Monday, June 27, 2011

The next day: All smoke, no mirrors

Not much of a photo even with the big Canon T1i as I wasn't thinking of tripods, but this gives you the idea, along with the surreal mood. Greg Kendall has some great pics at his site.
Middle School Parking Lot at about 11 p.m. as the fire topped the ridge. 
Armegeddon must look something like this.
Oddly, I didn't notice till listening to National Public Radio this morning that the Pacheco Fire north of Santa Fe is also blowing up fast. Funny how a fire just upwind of you takes your mind off other people's problems that are already downwind of the fan.

Its touch and go in BombTown; some have already left.  There seems a strange calm right now until the wind picks up again. After watching the smoke all yesterday, around dusk I saw flames shooting over the ridge just the other side of Frijoles Canyon, just to the southwest, as the fire burned its way all the way through the Jemez in just a few hours. 43,500 acres at last report based on overnight infrared mapping, assuming no typos (the last report last night claimed about 4000-5000 acres and that's more like what local radio is saying this morning). It did look like a large, powerful fire. That's more than a bit chilling. We packed clothing, dog and cat food, and other essentials last night and there was a voluntary evacuation, but we decided to stick it out here unless there is a mandatory one. My asthma didn't even kick in, as a lot of the worst smoke settled over White Rock.

When the suitcases were packed, albeit frantically, we went up the hill on North Mesa to the Los Alamos middle school. There was a pretty big turnout. It scary watching a big crown fire from a few miles away--and from downwind. 100 foot trees literally go up like roman candles. I was watching through binoculars and could see big trees literally explode. I could also see what they mean by "spotting". Little orange dots would appear in advance of the fire like little paratroopers and pretty soon that area was engulfed in real time.

The fire burned into the Cerro Grande fire area and into a previous 1990's burn and that slowed progress in the direction of town. I don't think there is going to be much left of the Bandelier National Monument except rocks, though. The fire was burning through Frijoles Canyon and Bandelier. That's tragic.

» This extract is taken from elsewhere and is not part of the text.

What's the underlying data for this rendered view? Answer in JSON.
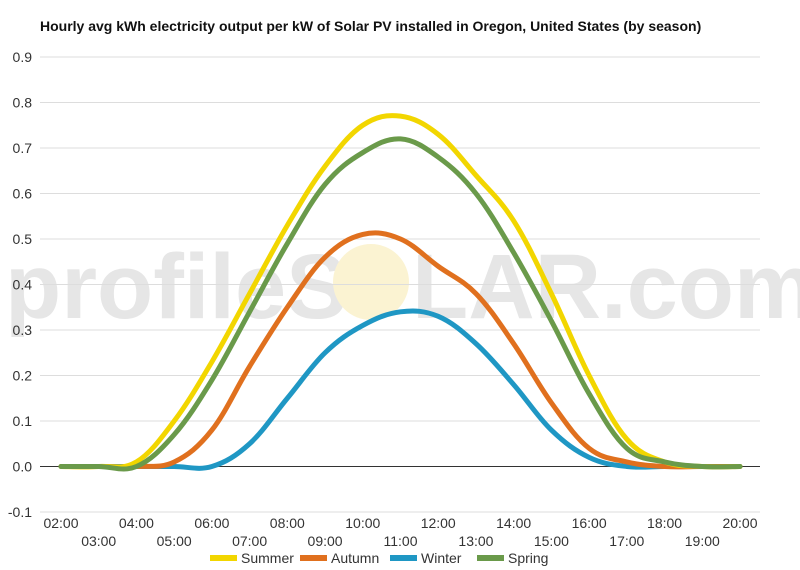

The Southwest is a tenuous place to live under normal circumstances, because normal here can include fire, drought, megadrought, and the occasional wet decade or two that encourages mass numbers of fools to move in. This year should serve as a reminder that we live at the behest of Ma Nature and her complex climate cycles; she doesn't take prisoners. Political smoke and mirrors matter little at times like this when reality takes over.

New Mexico Fire Info updates on the Conchas Fire are HERE.


Walter Enomoto said...

Aloha Khal,
Stay safe and don't worry if you can't blog. Better to be safe and blog another day than.....
Praying for some rain for ya.

Boz said...

Hope everything works out for you, this weird weather is making a mess of things. Doing the rain dance for you, too bad you guys didn't get some of the monsoons we've had here lately. Hang in there, pard!